South. Not toward the mountains where he'd take her to kill her. Toward airports, ports, international connections.

"He's selling her," I say.

"That's good though, right? Means she's alive."

"For now." I grab my jacket. "How far behind are we?"

"Forty minutes, maybe an hour depending on traffic."

"Get the cars ready. Full tactical team." I'm already planning—intercept points, extraction protocols, contingencies. "And Matteo? Complete communication blackout. No calls, no texts, nothing that can be traced or intercepted."

"You think someone's monitoring us?"

"Might be." I check my weapons. "Either way, we go dark. No one knows we're coming."

"What about Alessandro's transfer?"

"Let him send his blood money. We'll deal with the Rossi family later. Right now, we focus on Torretti."

Matteo nods, understanding the unspoken message. Later, when Camilla is safe, Alessandro will learn what happens to men who celebrate her disappearance.

But first, we get her back.

As we head for the cars, I review what I know. Torretti is a broker, not a buyer. He has contacts across Europe—auctionhouses, private collectors, specialized dealers. A woman like Camilla could be moved through any of those channels.

But moving premium merchandise takes time. Documentation, buyer verification, secure transport. He can't just hand her off in a parking lot. Even if he has interested buyers already lined up.

Which means we have a window of time. Small, but real.

"Boss?" Matteo catches up to me. "What's the actual plan here? We can't just shoot up wherever he's taken her."

"We track him to his destination. We assess the situation. We extract her with minimal exposure." I slide into the passenger seat. "Clean, professional, no witnesses. He’s probably scrambling right now. This wasn’t planned."

"And Torretti?"

"Disappears. Completely. No body, no evidence, no connection back to us."

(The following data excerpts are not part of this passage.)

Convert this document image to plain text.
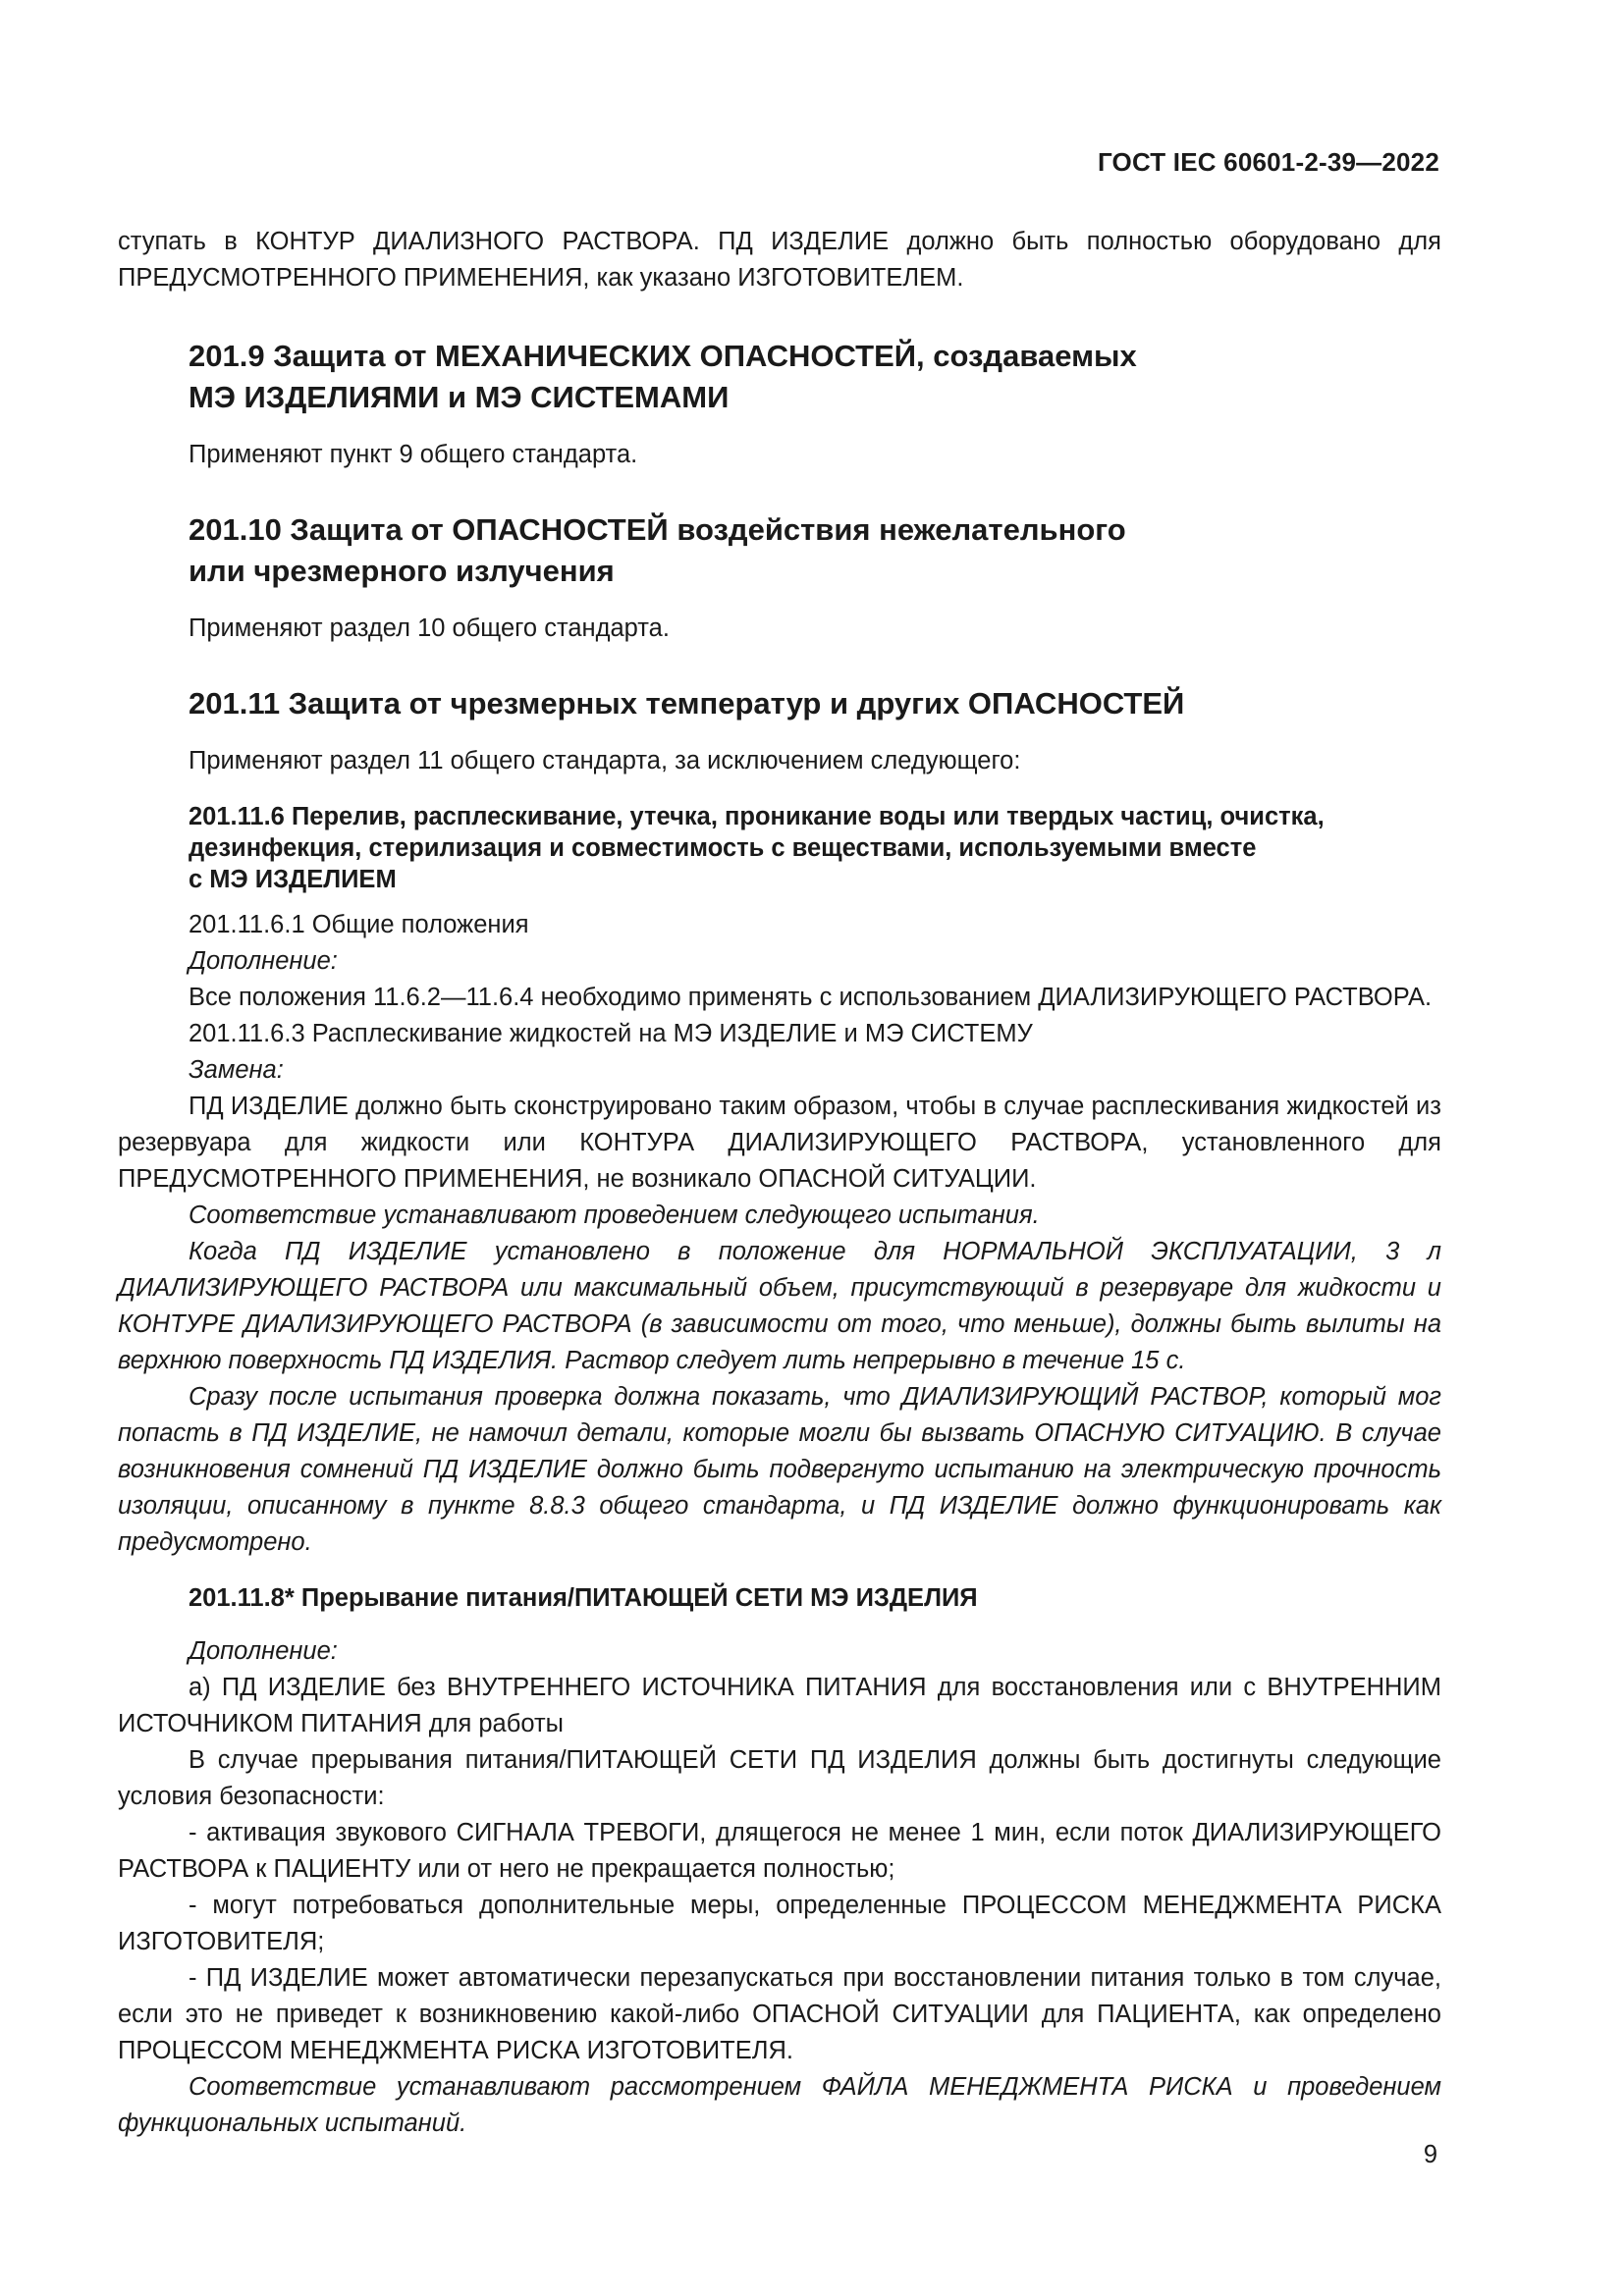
ГОСТ IEC 60601-2-39—2022

ступать в КОНТУР ДИАЛИЗНОГО РАСТВОРА. ПД ИЗДЕЛИЕ должно быть полностью оборудовано для ПРЕДУСМОТРЕННОГО ПРИМЕНЕНИЯ, как указано ИЗГОТОВИТЕЛЕМ.

201.9 Защита от МЕХАНИЧЕСКИХ ОПАСНОСТЕЙ, создаваемых
МЭ ИЗДЕЛИЯМИ и МЭ СИСТЕМАМИ

Применяют пункт 9 общего стандарта.

201.10 Защита от ОПАСНОСТЕЙ воздействия нежелательного
или чрезмерного излучения

Применяют раздел 10 общего стандарта.

201.11 Защита от чрезмерных температур и других ОПАСНОСТЕЙ

Применяют раздел 11 общего стандарта, за исключением следующего:

201.11.6 Перелив, расплескивание, утечка, проникание воды или твердых частиц, очистка,
дезинфекция, стерилизация и совместимость с веществами, используемыми вместе
с МЭ ИЗДЕЛИЕМ

201.11.6.1 Общие положения

Дополнение:

Все положения 11.6.2—11.6.4 необходимо применять с использованием ДИАЛИЗИРУЮЩЕГО РАСТВОРА.

201.11.6.3 Расплескивание жидкостей на МЭ ИЗДЕЛИЕ и МЭ СИСТЕМУ

Замена:

ПД ИЗДЕЛИЕ должно быть сконструировано таким образом, чтобы в случае расплескивания жидкостей из резервуара для жидкости или КОНТУРА ДИАЛИЗИРУЮЩЕГО РАСТВОРА, установленного для ПРЕДУСМОТРЕННОГО ПРИМЕНЕНИЯ, не возникало ОПАСНОЙ СИТУАЦИИ.

Соответствие устанавливают проведением следующего испытания.

Когда ПД ИЗДЕЛИЕ установлено в положение для НОРМАЛЬНОЙ ЭКСПЛУАТАЦИИ, 3 л ДИАЛИЗИРУЮЩЕГО РАСТВОРА или максимальный объем, присутствующий в резервуаре для жидкости и КОНТУРЕ ДИАЛИЗИРУЮЩЕГО РАСТВОРА (в зависимости от того, что меньше), должны быть вылиты на верхнюю поверхность ПД ИЗДЕЛИЯ. Раствор следует лить непрерывно в течение 15 с.

Сразу после испытания проверка должна показать, что ДИАЛИЗИРУЮЩИЙ РАСТВОР, который мог попасть в ПД ИЗДЕЛИЕ, не намочил детали, которые могли бы вызвать ОПАСНУЮ СИТУАЦИЮ. В случае возникновения сомнений ПД ИЗДЕЛИЕ должно быть подвергнуто испытанию на электрическую прочность изоляции, описанному в пункте 8.8.3 общего стандарта, и ПД ИЗДЕЛИЕ должно функционировать как предусмотрено.

201.11.8* Прерывание питания/ПИТАЮЩЕЙ СЕТИ МЭ ИЗДЕЛИЯ

Дополнение:

а) ПД ИЗДЕЛИЕ без ВНУТРЕННЕГО ИСТОЧНИКА ПИТАНИЯ для восстановления или с ВНУТРЕННИМ ИСТОЧНИКОМ ПИТАНИЯ для работы

В случае прерывания питания/ПИТАЮЩЕЙ СЕТИ ПД ИЗДЕЛИЯ должны быть достигнуты следующие условия безопасности:

- активация звукового СИГНАЛА ТРЕВОГИ, длящегося не менее 1 мин, если поток ДИАЛИЗИРУЮЩЕГО РАСТВОРА к ПАЦИЕНТУ или от него не прекращается полностью;

- могут потребоваться дополнительные меры, определенные ПРОЦЕССОМ МЕНЕДЖМЕНТА РИСКА ИЗГОТОВИТЕЛЯ;

- ПД ИЗДЕЛИЕ может автоматически перезапускаться при восстановлении питания только в том случае, если это не приведет к возникновению какой-либо ОПАСНОЙ СИТУАЦИИ для ПАЦИЕНТА, как определено ПРОЦЕССОМ МЕНЕДЖМЕНТА РИСКА ИЗГОТОВИТЕЛЯ.

Соответствие устанавливают рассмотрением ФАЙЛА МЕНЕДЖМЕНТА РИСКА и проведением функциональных испытаний.

9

Matteo starts the engine. "Alessandro's not going to like that we ignored his warning."

"Alessandro can join Torretti in whatever hole we bury him in. But he doesn't find out until it's too late to matter."

We pull out of the villa, following the route the traffic cameras mapped. Matteo drives while I work my phone—calling in favors, activating assets, building a network of eyes along the A1 highway.

Every minute that passes, she's farther away. Every kilometer, the search radius expands.

But Torretti made one critical mistake: he grabbed her in panic, not planning. That means he's improvising, which means he'll follow patterns. Use familiar resources. Make predictable choices.